アラスデア・マッキンタイアとは?
あらすであまっきんたいあ
アラスデア・マッキンタイアとは、現代英語圏を代表するスコットランド生まれの哲学者で、徳倫理学の復興と近代道徳哲学の批判で知られています。
アラスデア・マッキンタイア(1929年生まれ)は、スコットランド出身のアメリカの哲学者で、倫理学・政治哲学・宗教哲学を主な研究領域とします。マルクス主義から出発し、分析哲学の洗礼を受けながらも、最終的にはアリストテレスおよびトマス・アクィナスの伝統に根ざした哲学的立場へと至った思想的遍歴が特徴的です。

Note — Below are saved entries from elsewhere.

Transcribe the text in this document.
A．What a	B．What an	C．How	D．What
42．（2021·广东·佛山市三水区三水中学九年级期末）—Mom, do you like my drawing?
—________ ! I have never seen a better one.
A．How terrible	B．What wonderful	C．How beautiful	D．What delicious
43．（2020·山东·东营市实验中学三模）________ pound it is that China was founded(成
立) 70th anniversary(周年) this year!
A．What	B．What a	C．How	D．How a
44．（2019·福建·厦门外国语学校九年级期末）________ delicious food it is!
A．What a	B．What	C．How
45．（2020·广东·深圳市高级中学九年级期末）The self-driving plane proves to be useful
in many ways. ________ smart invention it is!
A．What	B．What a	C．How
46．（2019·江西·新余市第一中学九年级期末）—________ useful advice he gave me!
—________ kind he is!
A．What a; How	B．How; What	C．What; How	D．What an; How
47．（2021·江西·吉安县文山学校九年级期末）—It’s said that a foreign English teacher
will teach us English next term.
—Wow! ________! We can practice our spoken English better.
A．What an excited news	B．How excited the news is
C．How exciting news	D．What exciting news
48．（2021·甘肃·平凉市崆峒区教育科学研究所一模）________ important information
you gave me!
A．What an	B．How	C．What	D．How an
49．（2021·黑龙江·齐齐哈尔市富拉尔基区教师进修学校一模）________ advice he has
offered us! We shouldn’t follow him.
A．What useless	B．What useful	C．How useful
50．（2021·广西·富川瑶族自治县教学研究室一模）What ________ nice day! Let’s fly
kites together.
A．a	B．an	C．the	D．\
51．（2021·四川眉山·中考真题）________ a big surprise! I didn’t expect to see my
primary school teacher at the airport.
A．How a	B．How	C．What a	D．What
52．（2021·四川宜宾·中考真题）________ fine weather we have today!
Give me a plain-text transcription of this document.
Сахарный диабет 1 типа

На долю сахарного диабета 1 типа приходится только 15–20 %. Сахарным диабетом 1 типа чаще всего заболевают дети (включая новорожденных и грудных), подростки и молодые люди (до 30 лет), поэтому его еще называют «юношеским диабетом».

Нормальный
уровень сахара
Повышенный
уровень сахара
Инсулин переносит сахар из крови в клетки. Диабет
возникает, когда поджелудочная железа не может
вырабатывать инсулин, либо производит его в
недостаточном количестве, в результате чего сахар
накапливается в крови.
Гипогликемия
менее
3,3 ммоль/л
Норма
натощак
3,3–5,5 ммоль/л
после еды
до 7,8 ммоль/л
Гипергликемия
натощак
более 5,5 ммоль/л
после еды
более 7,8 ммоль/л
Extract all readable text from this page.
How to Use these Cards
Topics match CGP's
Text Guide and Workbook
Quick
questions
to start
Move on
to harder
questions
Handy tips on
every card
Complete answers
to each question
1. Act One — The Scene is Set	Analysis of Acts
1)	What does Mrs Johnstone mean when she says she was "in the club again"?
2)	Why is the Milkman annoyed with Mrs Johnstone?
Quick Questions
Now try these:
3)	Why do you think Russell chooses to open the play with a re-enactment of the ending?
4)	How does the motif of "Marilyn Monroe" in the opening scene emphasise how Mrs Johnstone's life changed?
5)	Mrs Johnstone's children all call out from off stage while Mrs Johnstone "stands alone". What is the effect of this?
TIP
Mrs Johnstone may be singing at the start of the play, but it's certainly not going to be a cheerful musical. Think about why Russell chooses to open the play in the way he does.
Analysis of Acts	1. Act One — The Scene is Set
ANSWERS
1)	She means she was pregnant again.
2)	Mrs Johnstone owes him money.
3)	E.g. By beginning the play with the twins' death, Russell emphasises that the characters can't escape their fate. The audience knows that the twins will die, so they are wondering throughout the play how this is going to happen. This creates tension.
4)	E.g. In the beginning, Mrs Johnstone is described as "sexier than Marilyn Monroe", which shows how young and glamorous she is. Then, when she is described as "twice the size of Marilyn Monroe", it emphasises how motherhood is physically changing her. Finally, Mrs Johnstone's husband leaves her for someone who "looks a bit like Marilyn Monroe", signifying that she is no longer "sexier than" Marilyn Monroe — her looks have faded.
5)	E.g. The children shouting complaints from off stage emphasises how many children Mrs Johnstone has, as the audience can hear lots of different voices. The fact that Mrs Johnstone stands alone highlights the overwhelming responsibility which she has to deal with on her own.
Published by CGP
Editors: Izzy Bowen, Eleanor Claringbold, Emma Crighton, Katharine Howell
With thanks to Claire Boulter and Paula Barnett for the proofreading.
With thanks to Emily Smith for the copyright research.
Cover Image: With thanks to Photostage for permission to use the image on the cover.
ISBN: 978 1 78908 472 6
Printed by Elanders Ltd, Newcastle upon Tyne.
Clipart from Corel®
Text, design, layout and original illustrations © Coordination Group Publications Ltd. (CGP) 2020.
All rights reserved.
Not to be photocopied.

マッキンタイアの名を世界に広めた著作は、1981年に刊行された「美徳なき時代(After Virtue)」です。この書でかれは、カント以降の近代道徳哲学が「徳」(virtue)という概念の共同体的・歴史的文脈を失ったために一種の断片化・崩壊状態に陥っていると鋭く診断しました。そして、アリストテレスの目的論的倫理学を復興することによってのみ、道徳の合理的基盤を再建できると主張しました。
かれの哲学の核心をなすキーワードは次の通りです。
- 徳(virtue):実践の文脈のなかで培われる卓越性の習慣
- 実践(practice):内的な善を追求する社会的協同活動
- 物語的自己同一性(narrative identity):人生は物語として理解されてこそ意味を持つ
- 伝統(tradition):理性は特定の伝統の内部でのみ機能する
その後の著作「誰の正義か?どの合理性か?」「依存的合理的動物」でもこれらの主題を深化させ、現代のコミュニタリアニズム論争に大きな影響を与えています。
使い方・例文
「マッキンタイアの議論は、現代人が道徳について語るとき、共通の枠組みを失っているという現代社会への根本的な問いかけとして、倫理学の授業でしばしば取り上げられる」という形で使われます。